My dad fusses with the ornament placement on the tree for the ninth time while the twentieth rendition of O Holy Night – this time from Manheim Steamroller – shuffles through the Christmas-music mix. Waiting for my hot chocolate to cool, I admire our handiwork. All the lights twinkle merrily, the red and gold bulbs are dispersed evenly among the blue and silver and an angel tops the gussied-up evergreen. These are the moments I cherish most: the tweaking and finagling until perfect.
The process of writing is a lot like decorating the tree. (Okay, so even if you think the correlation is weak, go with me here.) You have a tree: your novel. It’s comprised of branches of prose, some plot holes maybe, but there’s a sturdy trunk of a foundation that carries the weight of your words in the way that only a Noble Fir can. Your family and friends have all gathered around and helped you address troublesome spots, and a few branches were removed for the sake of a cohesive package. Now what?
If you submit a picture of the tree as it stands to a “Decorated Tree Contest” site – like self-pubbing your novel right after NaNoWriMo –you’ll notice instantly that your evergreen Noble doesn’t look right among the 52 professionally decorated Christmas trees currently on display at the White House. Without the garland or bulbs or icicles, your tree not only looks “amateur” but people may walk right by it without a second glance.
What are the “trimmings” that traditionally-published books have that most self-pub books miss?
Take a look at your nearest, dead-tree paper-back and think how your project, when finished, will compare to it visually. The most obvious trait is perhaps the cover art that represents what the pages of the book are all about. What may not be so immediately obvious are the little details. See if you can locate the category listed somewhere on the cover, probably on the back or the spine. It’s good form to let the retail store know what shelf the book belongs on so that associates don’t have to guess by the title. There’s also a price listed, in U.S. and sometimes Canadian dollars. The Bookland/EAN barcode which is the standard format to show the ISBN, is probably right underneath the price, or at least in the same region.

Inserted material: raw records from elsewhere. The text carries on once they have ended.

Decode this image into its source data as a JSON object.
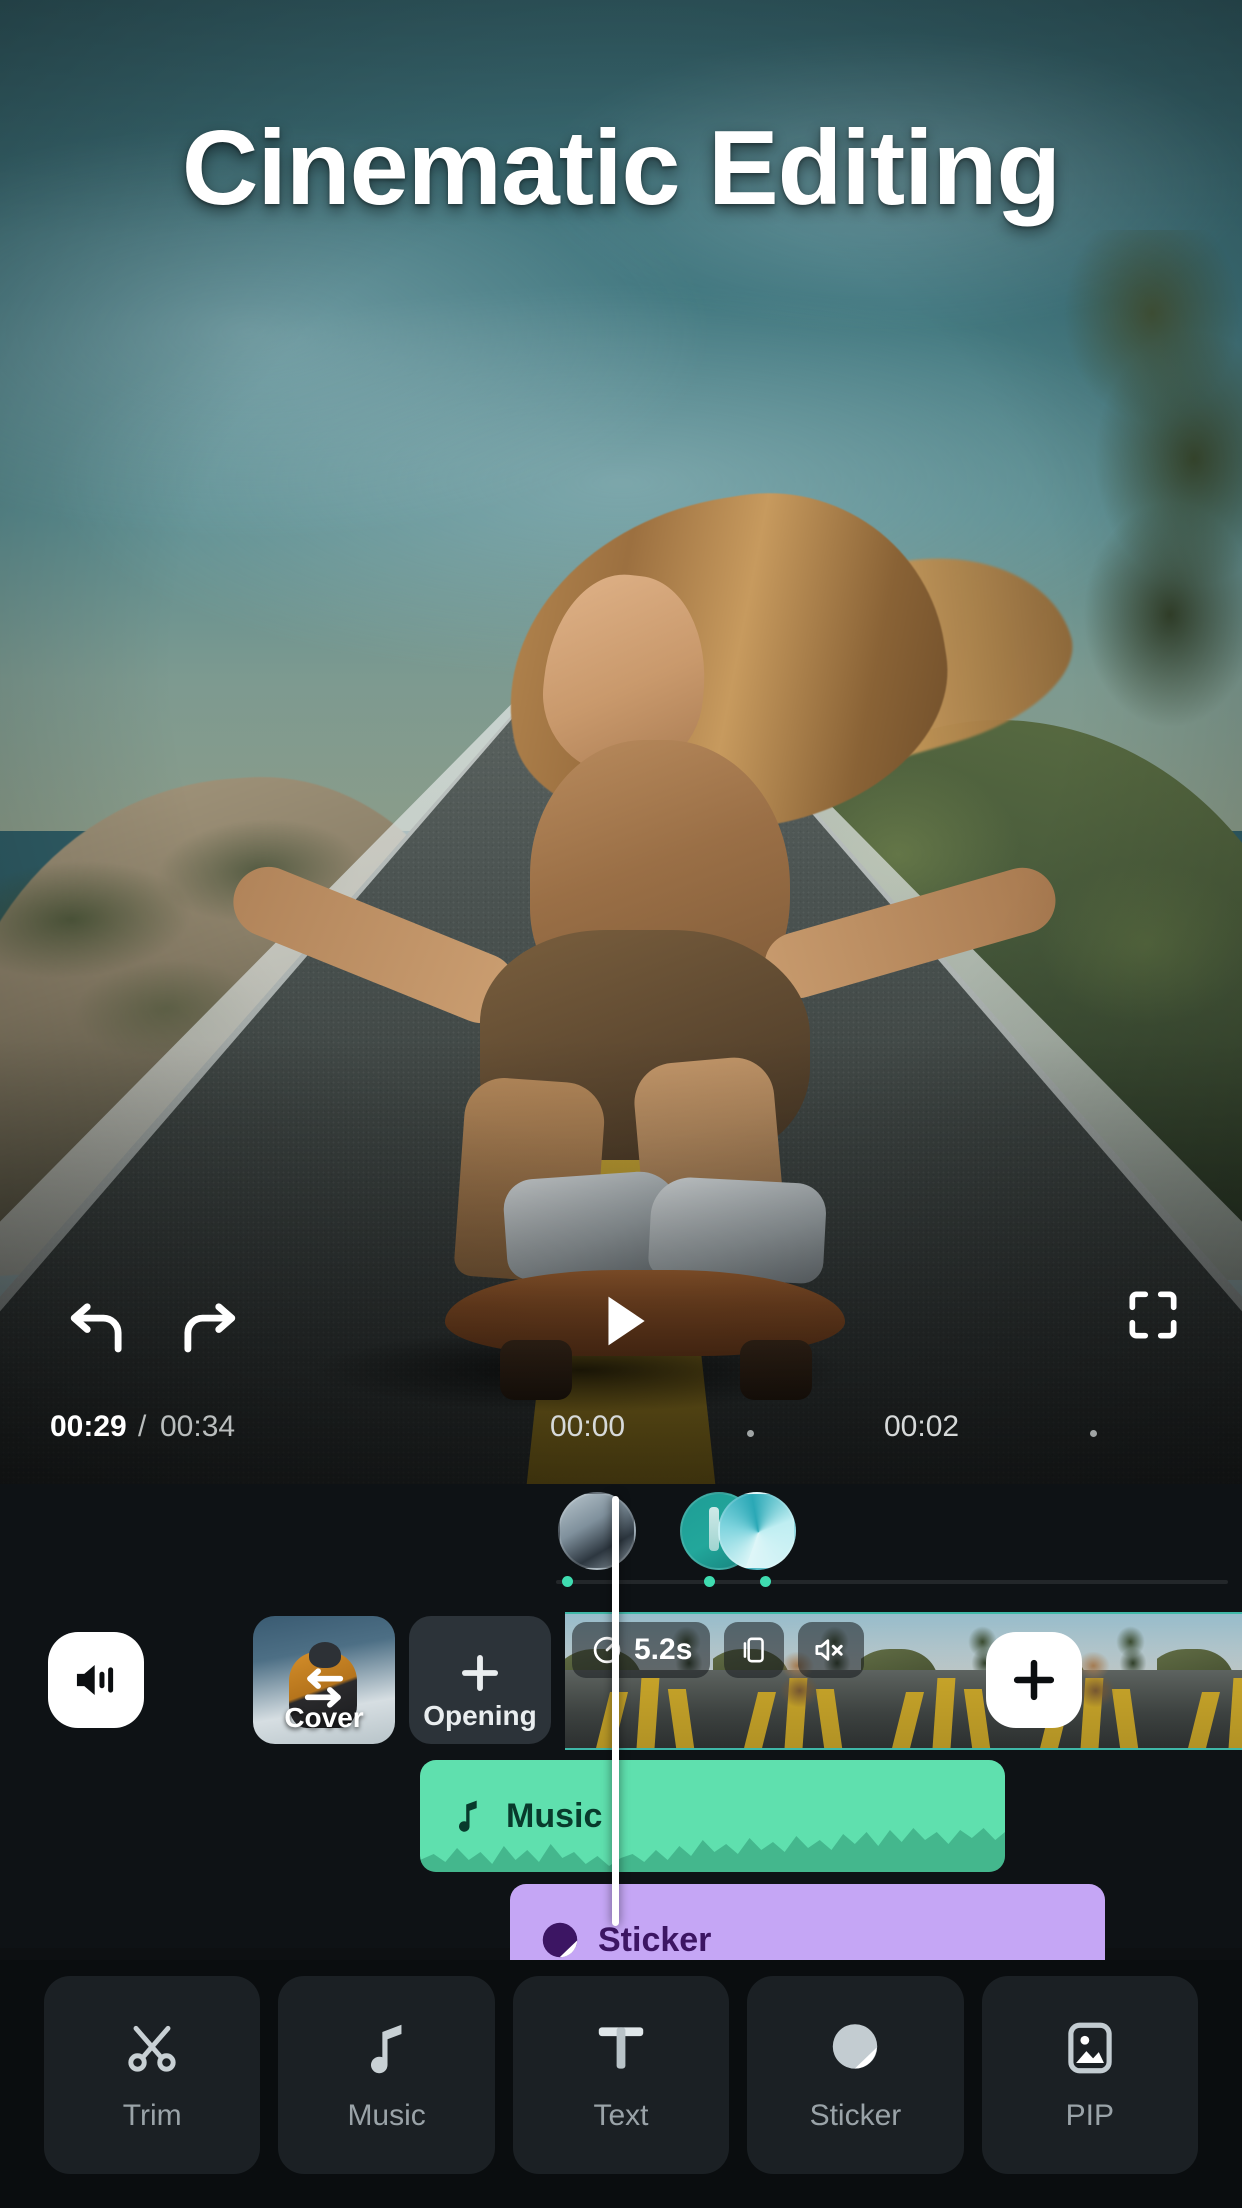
{
  "app": {
    "title_overlay": "Cinematic Editing"
  },
  "player": {
    "current_time": "00:29",
    "separator": "/",
    "total_time": "00:34",
    "controls": [
      {
        "name": "undo",
        "label": "Undo"
      },
      {
        "name": "redo",
        "label": "Redo"
      },
      {
        "name": "play",
        "label": "Play"
      },
      {
        "name": "fullscreen",
        "label": "Fullscreen"
      }
    ]
  },
  "ruler": {
    "marks": [
      "00:00",
      "00:02"
    ],
    "mark_0": "00:00",
    "mark_1": "00:02"
  },
  "timeline": {
    "volume_button_label": "Volume",
    "cover_label": "Cover",
    "opening_label": "Opening",
    "add_clip_label": "+",
    "opening_plus": "+",
    "clip_badges": {
      "speed": "5.2s",
      "crop": "Crop",
      "mute": "Mute"
    },
    "tracks": [
      {
        "name": "music",
        "label": "Music",
        "color": "#5fe0ae"
      },
      {
        "name": "sticker",
        "label": "Sticker",
        "color": "#c5a6f5"
      }
    ],
    "music_label": "Music",
    "sticker_label": "Sticker"
  },
  "toolbar": {
    "items": [
      {
        "name": "trim",
        "label": "Trim",
        "icon": "scissors-icon"
      },
      {
        "name": "music",
        "label": "Music",
        "icon": "music-note-icon"
      },
      {
        "name": "text",
        "label": "Text",
        "icon": "text-t-icon"
      },
      {
        "name": "sticker",
        "label": "Sticker",
        "icon": "sticker-icon"
      },
      {
        "name": "pip",
        "label": "PIP",
        "icon": "picture-in-picture-icon"
      }
    ]
  },
  "colors": {
    "accent_teal": "#3fdcb0",
    "music_track": "#5fe0ae",
    "sticker_track": "#c5a6f5",
    "panel_bg": "#0e1215",
    "toolbar_bg": "#0a0d0f"
  }
}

Next, check out the formatting on the inside. Do “running heads” exist at the top of the page? What information is there? The author’s name or chapter title? Note the structure of the paragraphs, how everything is justified. The text should be word-wrapped so there are no “white rivers” running through it, especially in the right margins Widows and orphans will be next to or completely non-existent. (A lonely word on an otherwise blank page or a sentence beginning a paragraph stuck on its own at the bottom of a page) These things will stand out and scream “the author used a word processor”.
Now, you don’t have to decorate your tree with tinsel and an angel-topper. But, if you want a professional polish, imitation is the best form of flattery. Pick a book you like the best and adopt the layout. Your audience may not notice the extra work, but they’ll stop to admire your tree.
What plans do you have for your copy layout? Do you have cover art in mind? How close are you to this stage of your project?